I mentioned earlier that I feel bad asking my husband to help parent our child. It’s the stupidest thing, to feel guilt if she cries when he’s taking care of her. She cries for me too. She’s her own little person and we can’t necessarily control her. But for some reason I feel an intense level of pressure to make his job as simple as possible. I should probably be heaping on tons of daddy/daughter time for him right now because soon he’ll be in the throes of busy season at work. (He’s a CPA in public accounting. January-May we don’t get much quality time together.)
When I feel this guilt I sometimes think to myself, “At least I don’t live in an earlier decade where the fathers really didn’t do much to help out.” But sometimes I wonder if that was easier. The wife knew her roles were to raise the kids and keep the house together. The husband had his role to leave the house to earn money. These days we’ve got way too much pressure on women to “have it all.” So I’m supposed to do traditional mom tasks, I’m supposed to plan our menus and cook our meals, clean the house and work a full-time job. As well as various side projects that I’ve taken on: blogging, web development work for others, coaching. And my husband has the traditional man roles, work and take care of garage/yard stuff. But even that line gets blurred with me pitching in on some of the tasks, but just ask him how many times he’s cleaned the toilets in the past several years.

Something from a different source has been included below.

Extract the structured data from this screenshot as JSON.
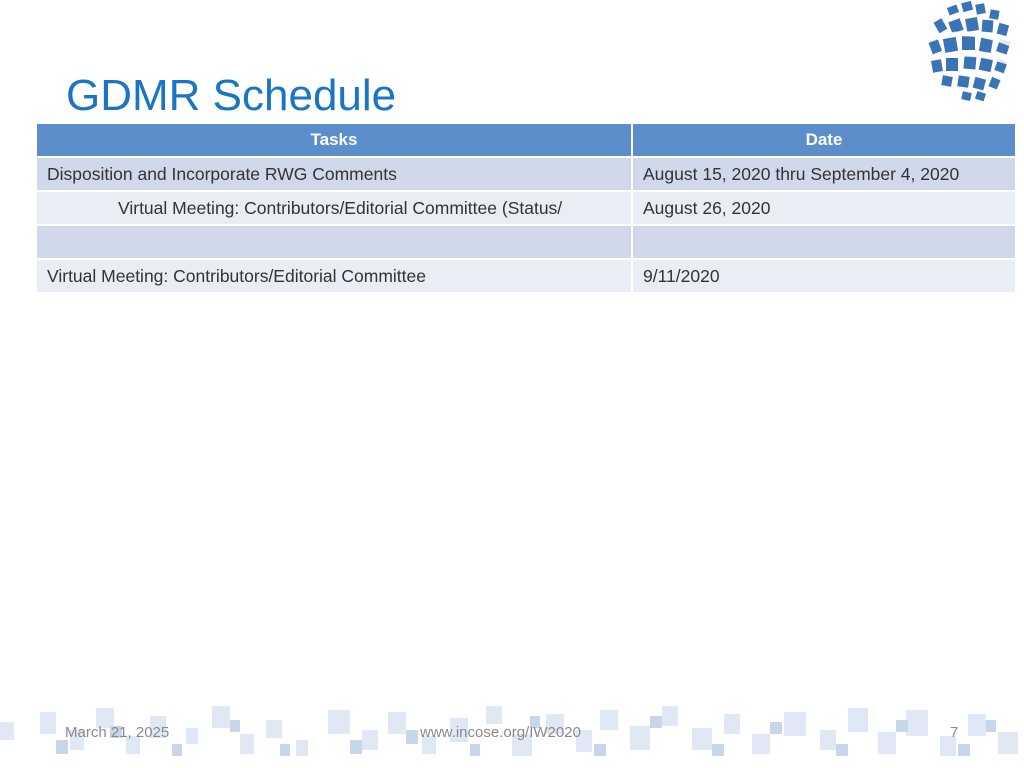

I just feel overwhelmed. I already had to turn down coaching Team Challenge for this next season, which depressed me but it’s also logical. I think I need to pare down for Alex’s whole first year. I can’t do everything I did before and pile on baby care, because parenting comes with a whole host of duties. It’s not just one new task, it’s about 8000 new things. Something has to give.

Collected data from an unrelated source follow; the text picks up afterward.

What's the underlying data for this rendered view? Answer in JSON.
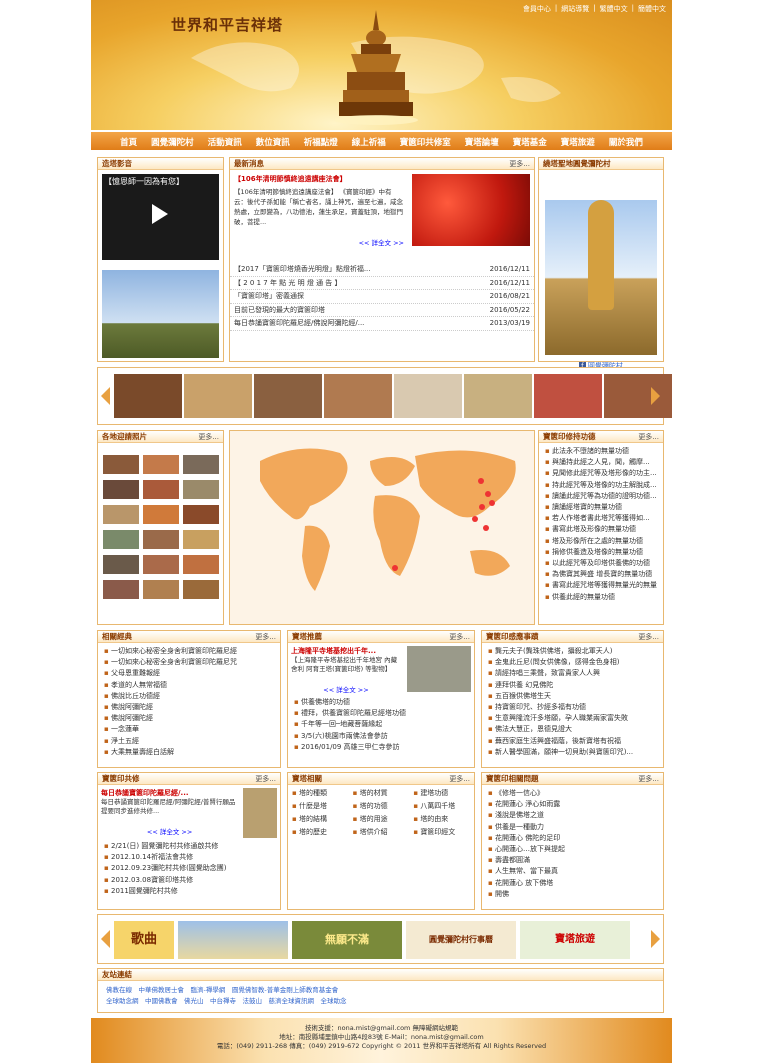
{
  "header": {
    "title": "世界和平吉祥塔",
    "toplinks": [
      "會員中心",
      "網站導覽",
      "繁體中文",
      "簡體中文"
    ]
  },
  "nav": [
    "首頁",
    "圓覺彌陀村",
    "活動資訊",
    "數位資訊",
    "祈福點燈",
    "線上祈福",
    "寶篋印共修室",
    "寶塔論壇",
    "寶塔基金",
    "寶塔旅遊",
    "關於我們"
  ],
  "video": {
    "title": "造塔影音",
    "caption": "【憶恩師一因為有您】"
  },
  "news": {
    "title": "最新消息",
    "more": "更多...",
    "headline": "【106年清明節慎終追遠講座法會】",
    "text": "【106年清明節慎終追遠講座法會】 《寶篋印經》中有云：後代子孫如能「稱亡者名，誦上神咒，遍至七遍，咸念熱處，立即變為，八功德池，蓮生承足，寶蓋駐頂，地獄門破，菩提...",
    "readmore": "<< 詳全文 >>",
    "items": [
      {
        "t": "【2017「寶篋印塔燒香光明燈」點燈祈福...",
        "d": "2016/12/11"
      },
      {
        "t": "【 2 0 1 7 年 點 光 明 燈 通 告 】",
        "d": "2016/12/11"
      },
      {
        "t": "「寶篋印塔」密義通探",
        "d": "2016/08/21"
      },
      {
        "t": "目前已發現的最大的寶篋印塔",
        "d": "2016/05/22"
      },
      {
        "t": "每日恭誦寶篋印陀羅尼經/佛說阿彌陀經/...",
        "d": "2013/03/19"
      }
    ]
  },
  "village": {
    "title": "繞塔聖地圓覺彌陀村",
    "fb": "圓覺彌陀村"
  },
  "photos": {
    "title": "各地迎請照片",
    "more": "更多..."
  },
  "merit": {
    "title": "寶篋印修持功德",
    "more": "更多...",
    "items": [
      "此法永不墮諸的無量功德",
      "與誦持此經之人見，聞，觸摩...",
      "見聞修此經咒等及塔形像的功主...",
      "持此經咒等及塔像的功主解脫成...",
      "讀誦此經咒等為功德的證明功德...",
      "讀誦經塔寶的無量功德",
      "若人作塔者書此塔咒等獲得如...",
      "書寫此塔及形像的無量功德",
      "塔及形像所在之處的無量功德",
      "捐修供養造及塔像的無量功德",
      "以此經咒等及印塔供養佛的功德",
      "為佛寶其興盛 增長寶的無量功德",
      "書寫此經咒塔等獲得無量光的無量功德",
      "供養此經的無量功德"
    ]
  },
  "sutra": {
    "title": "相關經典",
    "more": "更多...",
    "items": [
      "一切如來心秘密全身舍利寶篋印陀羅尼經",
      "一切如來心秘密全身舍利寶篋印陀羅尼咒",
      "父母恩重難報經",
      "孝道的人無常福德",
      "佛說比丘功德經",
      "佛說阿彌陀經",
      "佛說阿彌陀經",
      "一念蓮華",
      "淨土五經",
      "大乘無量壽經白話解"
    ]
  },
  "recommend": {
    "title": "寶塔推薦",
    "more": "更多...",
    "headline": "上海隆平寺塔基挖出千年...",
    "text": "【上海隆平寺塔基挖出千年地宮 內藏 舍利 阿育王塔(寶篋印塔) 等聖物】",
    "readmore": "<< 詳全文 >>",
    "items": [
      "供養佛塔的功德",
      "禮拜，供養寶篋印陀羅尼經塔功德",
      "千年等一回─地藏菩薩緣起",
      "3/5(六)桃園市兩佛法會參訪",
      "2016/01/09 高雄三甲仁寺參訪"
    ]
  },
  "qa": {
    "title": "寶篋印感應事蹟",
    "more": "更多...",
    "items": [
      "龔元夫子(龔珠供佛塔，攝殺北軍天人)",
      "金鬼此丘尼(問女供佛像，感得金色身相)",
      "請經持唱三乘聲，致富貴家人人興",
      "連拜供養 幻見佛陀",
      "五百猴供佛塔生天",
      "持寶篋印咒、抄經多福有功德",
      "生意興隆流汗多塔願，孕人職業兩家富失敗",
      "佛法大慧正，恩德見證大",
      "蕪西家庭生活興盛福蔭，後新寶塔有祝福",
      "新人醫學圓滿，願神一切貝助(與寶篋印咒)..."
    ]
  },
  "gongxiu": {
    "title": "寶篋印共修",
    "more": "更多...",
    "headline": "每日恭誦寶篋印陀羅尼經/...",
    "text": "每日恭誦寶篋印陀羅尼經/阿彌陀經/普賢行願品提要同步進修共修...",
    "readmore": "<< 詳全文 >>",
    "items": [
      "2/21(日) 圓覺彌陀村共修通啟共修",
      "2012.10.14祈福法會共修",
      "2012.09.23彌陀村共修(圓覺助念團)",
      "2012.03.08寶篋印塔共修",
      "2011圓覺彌陀村共修"
    ]
  },
  "pics": {
    "title": "寶塔相關",
    "more": "更多...",
    "items": [
      "塔的種類",
      "塔的材質",
      "建塔功德",
      "什麼是塔",
      "塔的功德",
      "八萬四千塔",
      "塔的結構",
      "塔的用途",
      "塔的由來",
      "塔的歷史",
      "塔供介紹",
      "寶篋印經文"
    ]
  },
  "related": {
    "title": "寶篋印相關問題",
    "more": "更多...",
    "items": [
      "《修塔一信心》",
      "花開蓮心 淨心如雨露",
      "淺說是佛塔之道",
      "供養是一種動力",
      "花開蓮心 佛陀的足印",
      "心開蓮心…放下與提起",
      "壽盡都圓滿",
      "人生無常、當下最真",
      "花開蓮心 放下佛塔",
      "開佛"
    ]
  },
  "banners": {
    "b1": "歌曲",
    "b2": "無願不滿",
    "b3": "圓覺彌陀村行事曆",
    "b4": "寶塔旅遊",
    "b5": "寶篋印共修室"
  },
  "links": {
    "title": "友站連結",
    "items": [
      "佛教在線",
      "中華佛教居士會",
      "臨濟-禪學網",
      "圓覺佛智教-普華金剛上師教育基金會",
      "全球助念網",
      "中國佛教會",
      "佛光山",
      "中台禪寺",
      "法鼓山",
      "慈濟全球資訊網",
      "全球助念"
    ]
  },
  "footer": {
    "line1": "技術支援：nona.mist@gmail.com 無障礙網站規範",
    "line2": "地址：南投縣埔里鎮中山路4段83號 E-Mail：nona.mist@gmail.com",
    "line3": "電話：(049) 2911-268 傳真：(049) 2919-672 Copyright © 2011 世界和平吉祥塔所有 All Rights Reserved"
  }
}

- I’m going to have to plan more meals that make leftovers. My hubby doesn’t care for leftovers much, but I can’t be making full meals every night of the week. Especially when his schedule is so unpredictable I never know when he’ll be home. Got any good casserole recipes that are easy to re-heat and would make leftovers, preferably ones that aren’t full of cream/dairy and tomatoes?
- No coaching this year. At least, nothing until Alex is a year old and I’ll re-evaluate. I will still make the time to get my first aid and CPR certifications renewed when they expire later this year so that I can retain my coaching certification with RRCA. But I can’t deal with the stress of coaching.
- Perhaps I need to re-think my distance running plans. I was hoping to run at least 4 half marathons this year. But right now I’m struggling to think how I’m going to get my training completed. I’ve recently read a couple of posts from other bloggers and they expressed some of those same types of feelings in regard to running and that first year of motherhood. Yes, there are some women out there that get back into the game, race halfs/fulls quickly and frequently after having a baby. But there are a good chunk of us that are just daunted at that task.
- Be more flexible with my work schedule. If I have to make up an hour or so of work after Alex goes to sleep, I’ll do that. If it enables me to get in a workout during the day and spend time with her, it’s worth it.
- Try to relax. I’ve been telling myself this for years. I honestly have no idea how to relax, I’m a very high-strung person. But I need to relax. I have a Massage Envy membership and I have a ton of pre-paid massages stored up. The trouble is that I have no idea when to use them with work and mommy-ing. Especially when my husband is away from the home for work for long hours. Perhaps instead of working after she goes to bed I should take bubble baths instead to aid relaxation.
So traditional family roles have evolved from what they used to be. And every family is unique anyway, so what may be “traditional” for one family is not for another. I just need to figure out what our “traditional” is now that we’re parents!